[Generative Retrieval] Transition Matrix Trie for Constraint Decoding

Implementation of STATIC from this paper: Vectorizing the Trie: Efficient Constrained Decoding for LLM-based Generative Retrieval on Accelerators

This is implemented using parallelisation on CPU, developing the GPU shader will be nice but quite time-consuming.

Motivation

A Rust library for fast, production-friendly constrained decoding over a large, fixed candidate set (e.g., Semantic IDs / item IDs for generative retrieval). It flattens a prefix trie into a CSR transition matrix and uses a vectorized kernel (VNTK) plus a bit-packed dense mask for shallow layers to keep constraint enforcement accelerator-friendly.

This design is inspired by STATIC (“Sparse Transition Matrix‑Accelerated Trie Index for Constrained Decoding”), which recasts trie traversal as vectorized sparse-matrix operations and reports very large speedups and low per-step overhead in an industrial deployment.
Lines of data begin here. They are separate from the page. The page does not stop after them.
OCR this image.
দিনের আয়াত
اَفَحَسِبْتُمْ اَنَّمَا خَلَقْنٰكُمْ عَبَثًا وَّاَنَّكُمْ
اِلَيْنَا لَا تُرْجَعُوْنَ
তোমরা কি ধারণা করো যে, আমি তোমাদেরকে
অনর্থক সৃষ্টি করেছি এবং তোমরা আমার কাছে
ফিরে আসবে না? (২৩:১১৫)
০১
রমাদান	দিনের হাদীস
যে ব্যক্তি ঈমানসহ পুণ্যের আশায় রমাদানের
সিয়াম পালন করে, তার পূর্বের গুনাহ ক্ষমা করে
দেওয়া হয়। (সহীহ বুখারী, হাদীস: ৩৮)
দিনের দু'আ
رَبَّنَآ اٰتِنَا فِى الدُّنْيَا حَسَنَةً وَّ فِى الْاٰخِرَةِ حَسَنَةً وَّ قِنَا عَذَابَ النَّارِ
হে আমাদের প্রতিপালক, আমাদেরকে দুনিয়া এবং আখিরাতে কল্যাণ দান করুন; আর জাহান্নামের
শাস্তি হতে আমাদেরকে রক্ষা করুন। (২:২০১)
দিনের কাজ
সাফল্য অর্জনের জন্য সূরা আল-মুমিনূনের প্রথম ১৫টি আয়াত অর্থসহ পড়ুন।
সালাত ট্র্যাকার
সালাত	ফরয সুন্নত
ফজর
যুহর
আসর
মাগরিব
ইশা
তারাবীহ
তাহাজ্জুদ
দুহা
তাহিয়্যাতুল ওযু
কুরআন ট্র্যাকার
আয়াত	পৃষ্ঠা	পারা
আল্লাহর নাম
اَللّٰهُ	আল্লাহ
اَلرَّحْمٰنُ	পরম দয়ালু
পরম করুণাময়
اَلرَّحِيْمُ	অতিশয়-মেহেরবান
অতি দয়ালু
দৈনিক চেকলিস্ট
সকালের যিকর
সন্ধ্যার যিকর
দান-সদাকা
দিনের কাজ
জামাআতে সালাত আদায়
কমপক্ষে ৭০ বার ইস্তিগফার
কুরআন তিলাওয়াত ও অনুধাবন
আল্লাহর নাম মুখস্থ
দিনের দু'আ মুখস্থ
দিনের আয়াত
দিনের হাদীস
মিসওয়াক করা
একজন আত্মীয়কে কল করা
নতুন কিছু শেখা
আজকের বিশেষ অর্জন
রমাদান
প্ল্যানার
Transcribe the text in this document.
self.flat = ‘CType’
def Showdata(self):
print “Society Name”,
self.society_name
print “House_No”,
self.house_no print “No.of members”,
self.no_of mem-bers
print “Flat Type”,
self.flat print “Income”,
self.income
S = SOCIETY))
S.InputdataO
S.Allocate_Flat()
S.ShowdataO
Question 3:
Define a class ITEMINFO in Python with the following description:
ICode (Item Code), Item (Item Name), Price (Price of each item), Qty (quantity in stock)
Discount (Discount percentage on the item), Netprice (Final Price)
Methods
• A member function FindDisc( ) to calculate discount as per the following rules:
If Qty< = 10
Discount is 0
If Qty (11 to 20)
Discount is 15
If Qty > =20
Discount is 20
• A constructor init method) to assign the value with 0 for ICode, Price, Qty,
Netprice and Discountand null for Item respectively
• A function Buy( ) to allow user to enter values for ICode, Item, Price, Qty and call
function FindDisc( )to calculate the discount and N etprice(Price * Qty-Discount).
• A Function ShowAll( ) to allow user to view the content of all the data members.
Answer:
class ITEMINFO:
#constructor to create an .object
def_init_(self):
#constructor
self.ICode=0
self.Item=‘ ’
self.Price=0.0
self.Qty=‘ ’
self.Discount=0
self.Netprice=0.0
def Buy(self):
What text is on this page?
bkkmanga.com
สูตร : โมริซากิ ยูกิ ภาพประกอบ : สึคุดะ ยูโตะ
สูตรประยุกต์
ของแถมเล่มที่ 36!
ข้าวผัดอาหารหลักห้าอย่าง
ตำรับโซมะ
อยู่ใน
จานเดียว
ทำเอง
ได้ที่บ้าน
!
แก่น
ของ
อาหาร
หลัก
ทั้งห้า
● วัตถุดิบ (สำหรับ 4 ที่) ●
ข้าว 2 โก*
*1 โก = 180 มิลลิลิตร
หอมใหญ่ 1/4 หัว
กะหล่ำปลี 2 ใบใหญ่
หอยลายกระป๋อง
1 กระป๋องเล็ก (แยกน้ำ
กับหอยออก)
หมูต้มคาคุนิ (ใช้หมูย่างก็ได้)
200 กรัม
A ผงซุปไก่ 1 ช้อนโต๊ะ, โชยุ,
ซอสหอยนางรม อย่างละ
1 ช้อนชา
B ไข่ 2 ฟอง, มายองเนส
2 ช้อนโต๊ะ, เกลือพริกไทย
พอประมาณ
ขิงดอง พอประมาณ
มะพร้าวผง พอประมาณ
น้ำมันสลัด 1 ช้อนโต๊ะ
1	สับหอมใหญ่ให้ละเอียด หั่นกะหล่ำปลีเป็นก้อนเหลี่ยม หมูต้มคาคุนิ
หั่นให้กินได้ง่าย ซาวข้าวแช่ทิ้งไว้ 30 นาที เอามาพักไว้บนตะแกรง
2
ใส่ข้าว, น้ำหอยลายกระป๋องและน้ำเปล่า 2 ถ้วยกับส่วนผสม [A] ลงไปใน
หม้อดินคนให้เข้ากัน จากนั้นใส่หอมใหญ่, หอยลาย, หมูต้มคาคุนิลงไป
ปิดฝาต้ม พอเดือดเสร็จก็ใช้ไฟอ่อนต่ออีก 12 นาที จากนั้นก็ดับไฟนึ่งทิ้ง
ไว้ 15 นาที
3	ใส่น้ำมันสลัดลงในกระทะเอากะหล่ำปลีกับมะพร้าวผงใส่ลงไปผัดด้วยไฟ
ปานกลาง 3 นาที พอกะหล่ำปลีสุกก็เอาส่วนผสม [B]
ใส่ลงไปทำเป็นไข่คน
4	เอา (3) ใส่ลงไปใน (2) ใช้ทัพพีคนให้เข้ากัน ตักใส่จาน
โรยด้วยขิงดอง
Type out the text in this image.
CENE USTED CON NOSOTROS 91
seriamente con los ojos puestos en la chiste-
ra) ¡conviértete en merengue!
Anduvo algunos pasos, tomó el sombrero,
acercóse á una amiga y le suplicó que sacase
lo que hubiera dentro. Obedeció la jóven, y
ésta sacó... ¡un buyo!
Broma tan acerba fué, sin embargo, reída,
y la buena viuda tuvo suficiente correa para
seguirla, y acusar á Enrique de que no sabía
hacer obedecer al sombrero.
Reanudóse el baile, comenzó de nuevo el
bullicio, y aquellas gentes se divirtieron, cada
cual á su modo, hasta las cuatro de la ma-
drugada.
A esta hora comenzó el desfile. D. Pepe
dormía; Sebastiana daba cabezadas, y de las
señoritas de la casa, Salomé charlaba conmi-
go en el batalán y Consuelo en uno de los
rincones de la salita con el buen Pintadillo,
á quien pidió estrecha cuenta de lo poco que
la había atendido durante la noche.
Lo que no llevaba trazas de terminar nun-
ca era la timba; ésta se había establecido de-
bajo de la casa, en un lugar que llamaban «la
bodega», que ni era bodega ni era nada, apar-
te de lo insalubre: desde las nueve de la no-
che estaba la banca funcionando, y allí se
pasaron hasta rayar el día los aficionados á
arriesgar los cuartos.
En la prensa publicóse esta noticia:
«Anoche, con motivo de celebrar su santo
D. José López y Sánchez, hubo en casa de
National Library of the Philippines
Why this matters commercially

Constrained decoding is what turns “LLM can generate an ID” into “LLM can generate only valid, in-policy IDs”:

Hard business logic: enforce inventory/freshness/eligibility policies at generation-time (no post-filtering surprises).
Lower latency overhead: move from pointer-chasing trie walks to contiguous CSR reads and vectorized scattering.
Scale: supports large constraint sets, where binary-search style methods can become an I/O bottleneck; STATIC frames this as O(1) I/O w.r.t. constraint-set size for the kernel.
Deterministic outputs: the index is static and reproducible, which helps auditing and rollout safety.

What’s included

Project layout:

src
├── trie.rs          # Prefix trie construction
├── transition.rs    # CSR transition matrix builder
├── dense_mask.rs    # Bit-packed dense mask for shallow layers
├── vntk.rs          # Vectorized Node Transition Kernel
├── decoder.rs       # Constrained decoding step (Algorithm 1)
└── types.rs         # TransitionMatrix, DecodingState, etc.

Quick start

Key structures:

DenseMask: bit-packed validity for the first d layers (typically d=2).
TransitionMatrix: CSR matrix with interleaved (token_id, next_node_id) entries.
StaticIndex: dense + sparse combined index.
ConstrainedDecoder: constrained beam step (mask → select → gather).

Build an index

use constraint_decoding_trie::transition::build_static_index;

let constraints = vec![
  vec![1u32, 2, 1],
  vec![3u32, 1, 2],
  vec![3u32, 1, 3],
];

let index = build_static_index(
  &constraints,
  /*vocab_size=*/ 4,
  /*sid_length=*/ 3,
  /*dense_depth=*/ 2,
);

Benchmarks (Criterion)

Benchmarks live under benches/ and use Criterion. Run:

cargo bench

Notes on correctness

Children in each CSR row are stored sorted by token ID (deterministic index layout).
Dense masking uses safe bit-range scans; boundary conditions are covered by tests.
Sparse masking uses VNTK to produce per-beam masks and next-node slots.

Roadmap ideas

Parquet persistence for StaticIndex
SIMD/bitset masks for faster CPU-side gating
GPU/TPU-friendly kernels (layout already designed for coalesced reads)

References

STATIC paper: “Vectorizing the Trie: Efficient Constrained Decoding for LLM-based Generative Retrieval on Accelerators” (2026), paper.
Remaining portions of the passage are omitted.